Les aveux de David Monnier, les réticences de Fauche-Borel, l'impossibilité de retrouver parmi les documents une pièce quelconque engageant la responsabilité de Barras ou celle de Bottot, ou établissant leur complicité, ne laissent aucun doute sur le caractère véritable de cette affaire. Ce fut une simple escroquerie imaginée par David Monnier, et dont le plan, après lui avoir été suggéré par la sottise de Fauche-Borel, se développa, au mépris de toute vraisemblance, à la faveur des circonstances. Il ne fallut rien moins que la cupidité et l'audace des uns, la légèreté et la crédulité des autres; il fallut surtout le trouble de l'Europe, le besoin de machinations romanesques, qui travaillait toutes les cervelles, pour donner à cette intrigue, pendant près de deux années, l'importance qu'elle prit un moment à Hambourg, à Mitau, à Saint-Pétersbourg et à Londres.[Lien vers la Table des Matières]

LIVRE DIXIÈME
À LA VEILLE ET AU LENDEMAIN DU DIX-HUIT BRUMAIRE

I
LE ROI ET SON NEVEU

Arrivé en Courlande, au printemps de 1798, Louis XVIII n'avait d'abord pas trop souffert de sa solitude à une si grande distance de son royaume. Des promenades aux environs de Mitau, que favorisait la beauté de la saison; les attentions de son neveu et de d'Avaray; les soucis que lui donna l'organisation de sa maison; l'arrivée de ses gardes du corps; celle du comte de Saint-Priest, du duc de Villequier, du duc et de la duchesse de Guiche, du cardinal de Montmorency et d'autres Français qui vinrent successivement grossir sa petite cour; l'espoir de voir bientôt la reine et Madame Royale se réunir à lui; les visites que lui faisaient des personnages de marque qui passaient par Mitau, et enfin les soins qu'exigeait la conduite de ses affaires politiques, autant de raisons qui contribuaient à tromper pour lui et son entourage le vide des journées et l'aidaient à prendre son mal en patience.

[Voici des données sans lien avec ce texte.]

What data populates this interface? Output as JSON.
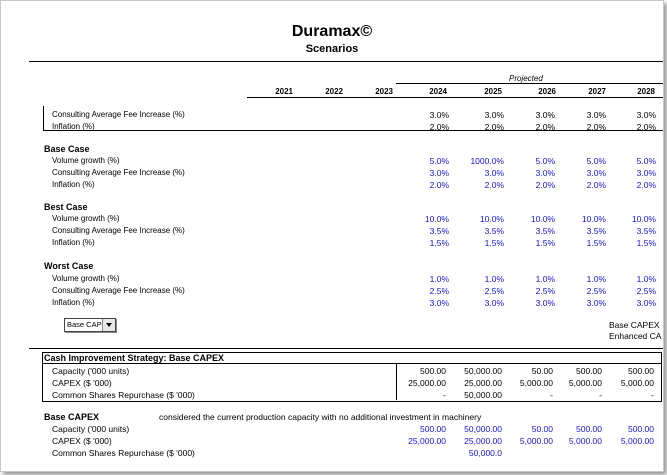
{
  "header": {
    "title": "Duramax©",
    "subtitle": "Scenarios"
  },
  "years": [
    "2021",
    "2022",
    "2023",
    "2024",
    "2025",
    "2026",
    "2027",
    "2028"
  ],
  "projected_label": "Projected",
  "top_rows": [
    {
      "label": "Consulting Average Fee Increase (%)",
      "values": [
        "3.0%",
        "3.0%",
        "3.0%",
        "3.0%",
        "3.0%"
      ]
    },
    {
      "label": "Inflation (%)",
      "values": [
        "2.0%",
        "2.0%",
        "2.0%",
        "2.0%",
        "2.0%"
      ]
    }
  ],
  "scenarios": [
    {
      "title": "Base Case",
      "rows": [
        {
          "label": "Volume growth (%)",
          "values": [
            "5.0%",
            "1000.0%",
            "5.0%",
            "5.0%",
            "5.0%"
          ]
        },
        {
          "label": "Consulting Average Fee Increase (%)",
          "values": [
            "3.0%",
            "3.0%",
            "3.0%",
            "3.0%",
            "3.0%"
          ]
        },
        {
          "label": "Inflation (%)",
          "values": [
            "2.0%",
            "2.0%",
            "2.0%",
            "2.0%",
            "2.0%"
          ]
        }
      ]
    },
    {
      "title": "Best Case",
      "rows": [
        {
          "label": "Volume growth (%)",
          "values": [
            "10.0%",
            "10.0%",
            "10.0%",
            "10.0%",
            "10.0%"
          ]
        },
        {
          "label": "Consulting Average Fee Increase (%)",
          "values": [
            "3.5%",
            "3.5%",
            "3.5%",
            "3.5%",
            "3.5%"
          ]
        },
        {
          "label": "Inflation (%)",
          "values": [
            "1.5%",
            "1.5%",
            "1.5%",
            "1.5%",
            "1.5%"
          ]
        }
      ]
    },
    {
      "title": "Worst Case",
      "rows": [
        {
          "label": "Volume growth (%)",
          "values": [
            "1.0%",
            "1.0%",
            "1.0%",
            "1.0%",
            "1.0%"
          ]
        },
        {
          "label": "Consulting Average Fee Increase (%)",
          "values": [
            "2.5%",
            "2.5%",
            "2.5%",
            "2.5%",
            "2.5%"
          ]
        },
        {
          "label": "Inflation (%)",
          "values": [
            "3.0%",
            "3.0%",
            "3.0%",
            "3.0%",
            "3.0%"
          ]
        }
      ]
    }
  ],
  "dropdown": {
    "value": "Base CAPE"
  },
  "capex_options": [
    "Base CAPEX",
    "Enhanced CA"
  ],
  "strategy": {
    "title": "Cash Improvement Strategy: Base CAPEX",
    "rows": [
      {
        "label": "Capacity ('000 units)",
        "values": [
          "500.00",
          "50,000.00",
          "50.00",
          "500.00",
          "500.00"
        ]
      },
      {
        "label": "CAPEX ($ '000)",
        "values": [
          "25,000.00",
          "25,000.00",
          "5,000.00",
          "5,000.00",
          "5,000.00"
        ]
      },
      {
        "label": "Common Shares Repurchase ($ '000)",
        "values": [
          "-",
          "50,000.00",
          "-",
          "-",
          "-"
        ]
      }
    ]
  },
  "base_capex": {
    "title": "Base CAPEX",
    "description": "considered the current production capacity with no additional investment in machinery",
    "rows": [
      {
        "label": "Capacity ('000 units)",
        "values": [
          "500.00",
          "50,000.00",
          "50.00",
          "500.00",
          "500.00"
        ]
      },
      {
        "label": "CAPEX ($ '000)",
        "values": [
          "25,000.00",
          "25,000.00",
          "5,000.00",
          "5,000.00",
          "5,000.00"
        ]
      },
      {
        "label": "Common Shares Repurchase ($ '000)",
        "values": [
          "",
          "50,000.0",
          "",
          "",
          ""
        ]
      }
    ]
  }
}
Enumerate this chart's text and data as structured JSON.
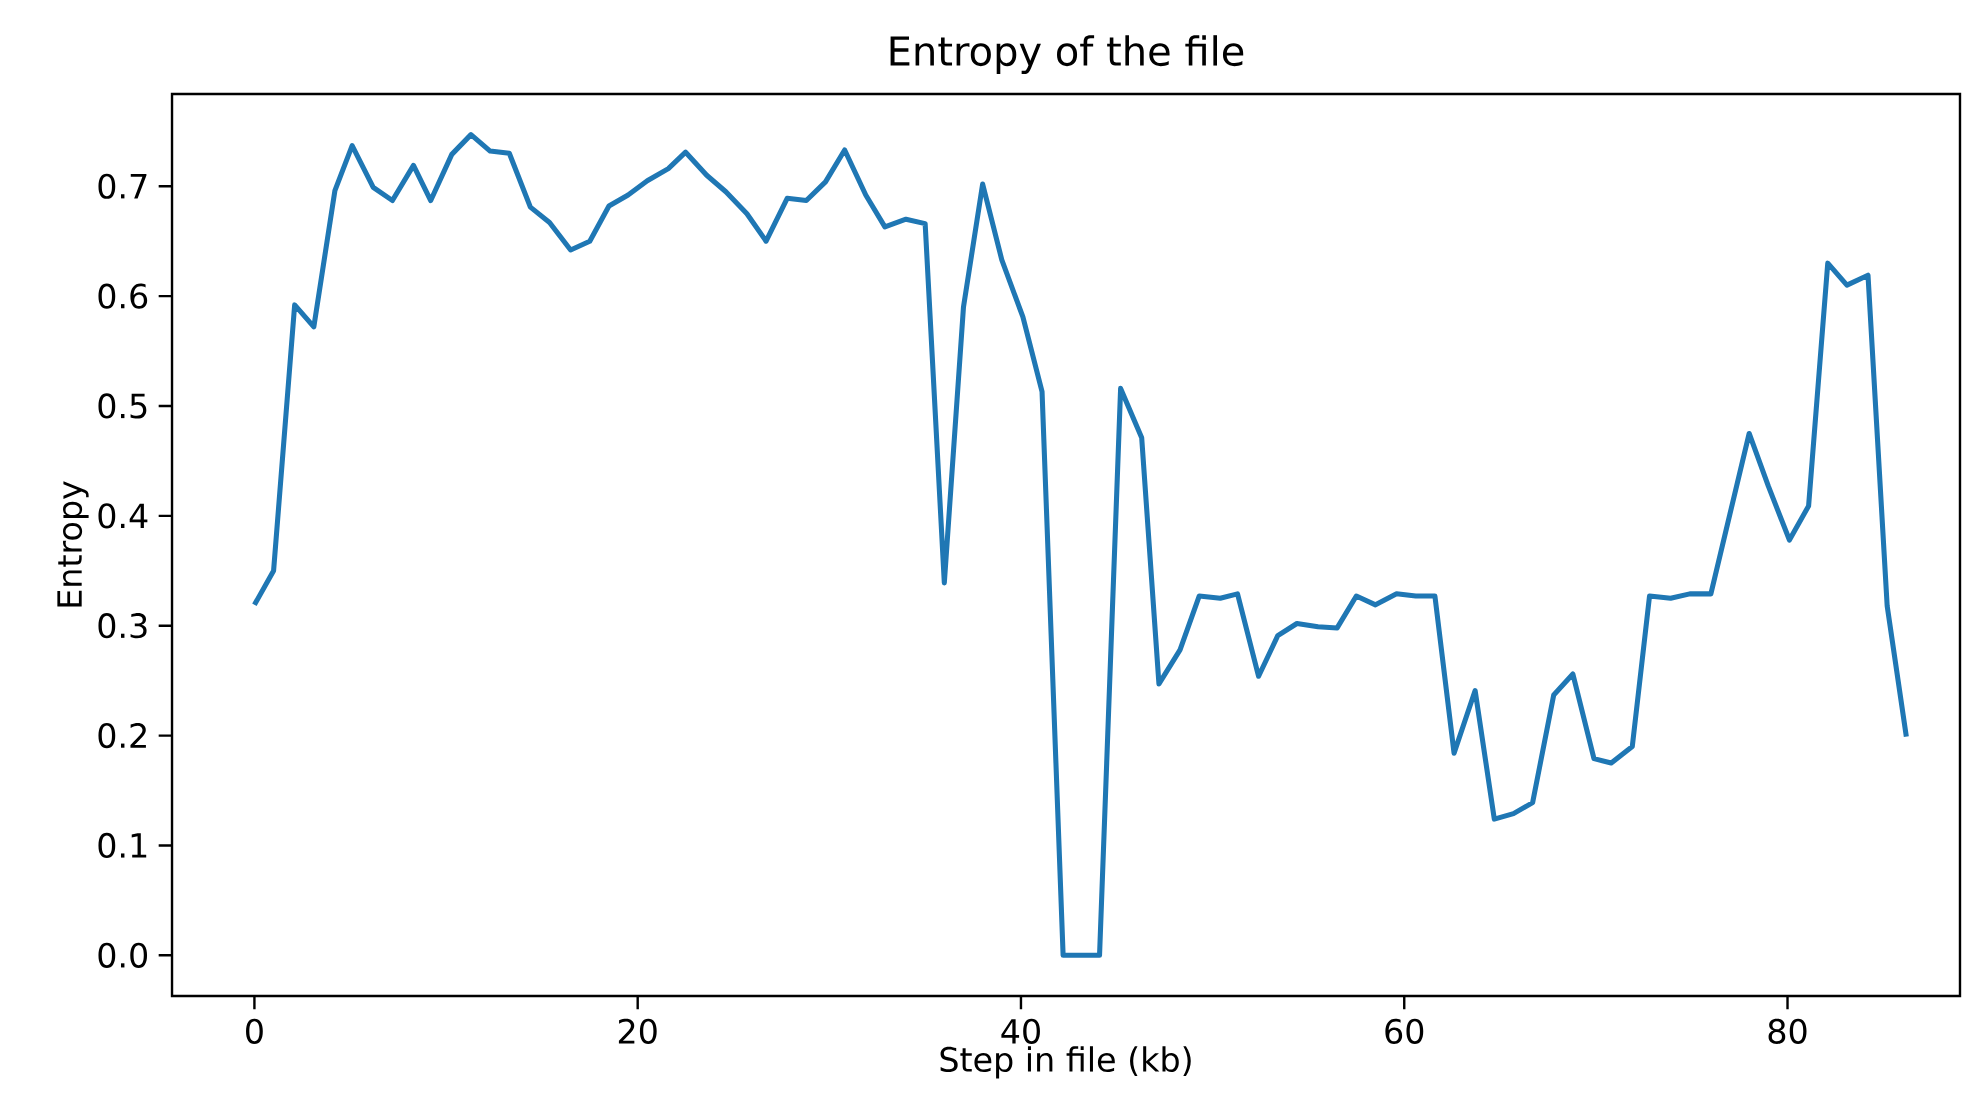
{
  "chart_data": {
    "type": "line",
    "title": "Entropy of the file",
    "xlabel": "Step in file (kb)",
    "ylabel": "Entropy",
    "xlim": [
      -4.3,
      89
    ],
    "ylim": [
      -0.037,
      0.784
    ],
    "xticks": [
      0,
      20,
      40,
      60,
      80
    ],
    "yticks": [
      {
        "value": 0,
        "label": "0.0"
      },
      {
        "value": 0.1,
        "label": "0.1"
      },
      {
        "value": 0.2,
        "label": "0.2"
      },
      {
        "value": 0.3,
        "label": "0.3"
      },
      {
        "value": 0.4,
        "label": "0.4"
      },
      {
        "value": 0.5,
        "label": "0.5"
      },
      {
        "value": 0.6,
        "label": "0.6"
      },
      {
        "value": 0.7,
        "label": "0.7"
      }
    ],
    "marker": "none",
    "line_style": "solid",
    "series": [
      {
        "color": "#1f77b4",
        "x": [
          0,
          1.0,
          2.1,
          3.1,
          4.2,
          5.1,
          6.2,
          7.2,
          8.3,
          9.2,
          10.3,
          11.3,
          12.3,
          13.3,
          14.4,
          15.4,
          16.5,
          17.5,
          18.5,
          19.5,
          20.5,
          21.6,
          22.5,
          23.6,
          24.6,
          25.7,
          26.7,
          27.8,
          28.8,
          29.8,
          30.8,
          31.9,
          32.9,
          34.0,
          35.0,
          36.0,
          37.0,
          38.0,
          39.0,
          40.1,
          41.1,
          42.2,
          43.1,
          44.1,
          45.2,
          46.3,
          47.2,
          48.3,
          49.3,
          50.4,
          51.3,
          52.4,
          53.4,
          54.4,
          55.5,
          56.5,
          57.5,
          58.5,
          59.6,
          60.6,
          61.6,
          62.6,
          63.7,
          64.7,
          65.7,
          66.7,
          67.8,
          68.8,
          69.9,
          70.8,
          71.9,
          72.8,
          73.9,
          74.9,
          76.0,
          77.0,
          78.0,
          79.0,
          80.1,
          81.1,
          82.1,
          83.1,
          84.2,
          85.2,
          86.2
        ],
        "values": [
          0.319,
          0.35,
          0.592,
          0.572,
          0.696,
          0.737,
          0.699,
          0.687,
          0.719,
          0.687,
          0.729,
          0.747,
          0.732,
          0.73,
          0.681,
          0.667,
          0.642,
          0.65,
          0.682,
          0.692,
          0.705,
          0.716,
          0.731,
          0.71,
          0.695,
          0.675,
          0.65,
          0.689,
          0.687,
          0.704,
          0.733,
          0.692,
          0.663,
          0.67,
          0.666,
          0.339,
          0.59,
          0.702,
          0.633,
          0.581,
          0.513,
          0,
          0,
          0,
          0.516,
          0.471,
          0.247,
          0.278,
          0.327,
          0.325,
          0.329,
          0.254,
          0.291,
          0.302,
          0.299,
          0.298,
          0.327,
          0.319,
          0.329,
          0.327,
          0.327,
          0.184,
          0.241,
          0.124,
          0.129,
          0.139,
          0.237,
          0.256,
          0.179,
          0.175,
          0.19,
          0.327,
          0.325,
          0.329,
          0.329,
          0.402,
          0.475,
          0.427,
          0.378,
          0.409,
          0.63,
          0.61,
          0.619,
          0.318,
          0.199
        ]
      }
    ]
  }
}
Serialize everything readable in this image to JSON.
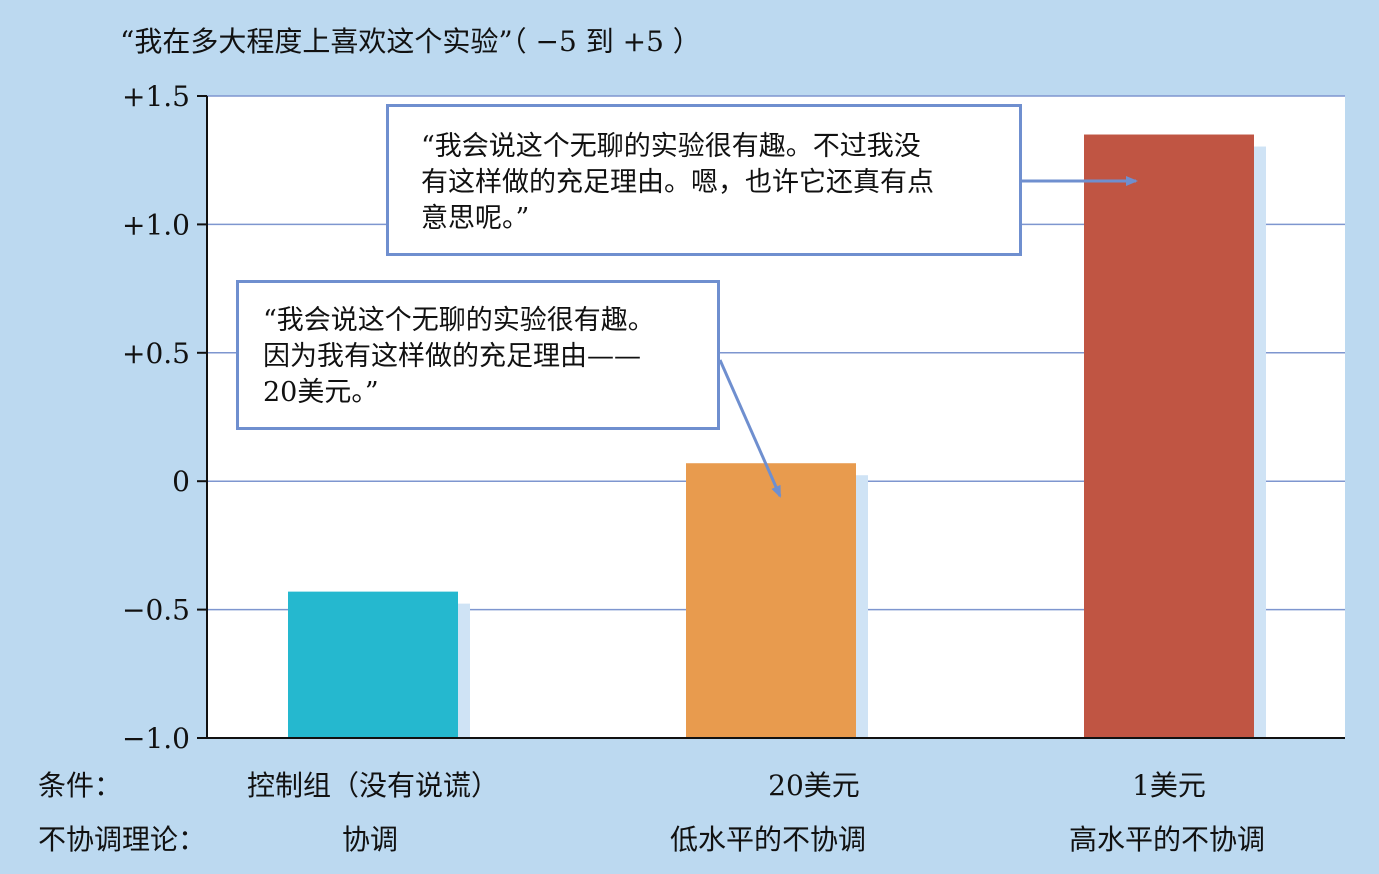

Mais, avec l'hiver, tout changea. Quand les premières neiges eurent fait leur apparition et le froid sévissant avec rigueur, les sorties devinrent plus difficiles, les distractions plus rares; il put se croire alors séparé du reste du monde, et il fallut chercher d'autres moyens pour occuper le temps.

Il les trouva dans l'étude; il l'avait toujours aimée, et la lecture, depuis sa plus tendre enfance, avait été son plaisir favori. Il aimait aussi à écrire. Nous en trouvons l'aveu dans une note de sa main, tracée en marge d'un ouvrage, où il était question de lui, de son rôle à la cour de Louis XVI, et où l'on prétendait qu'il avait alors recueilli, au jour le jour, des souvenirs sur les événements dont il était le témoin.

«Il est très vrai que j'ai toujours aimé la littérature, mais non pas que j'ai composé des notes historiques, encore bien moins que je sois historien. J'ai eu cependant, en 1772, la fantaisie d'écrire des mémoires; j'en ai bien écrit une trentaine de pages, et il est possible que je ne les aie pas brûlés avec mes autres papiers en 1789, ni en 1791, à deux grandes revues que je fis. Si Monsieur S... a lu ce fatras d'un enfant de dix-sept ans, il me juge avec beaucoup d'indulgence. J'ai aussi fait pas mal de vers. Tous, à la réserve d'un logogriphe dont le mot était Pythagore, qui a été mis sous un nom en l'air dans le Mercure, et d'un madrigal que j'ai retenu, ont eu le sort qu'ils méritaient, c'est-à-dire qu'ils ont passé, avant que l'encre en fût sèche, de ma table dans mon feu. Le seul ouvrage un peu considérable qui soit sorti de ma plume, c'est la traduction, qui n'a jamais vu le jour, du livre de M. Horace Walpole, intitulé: Doutes historiques sur la vie et le règne de Richard III.»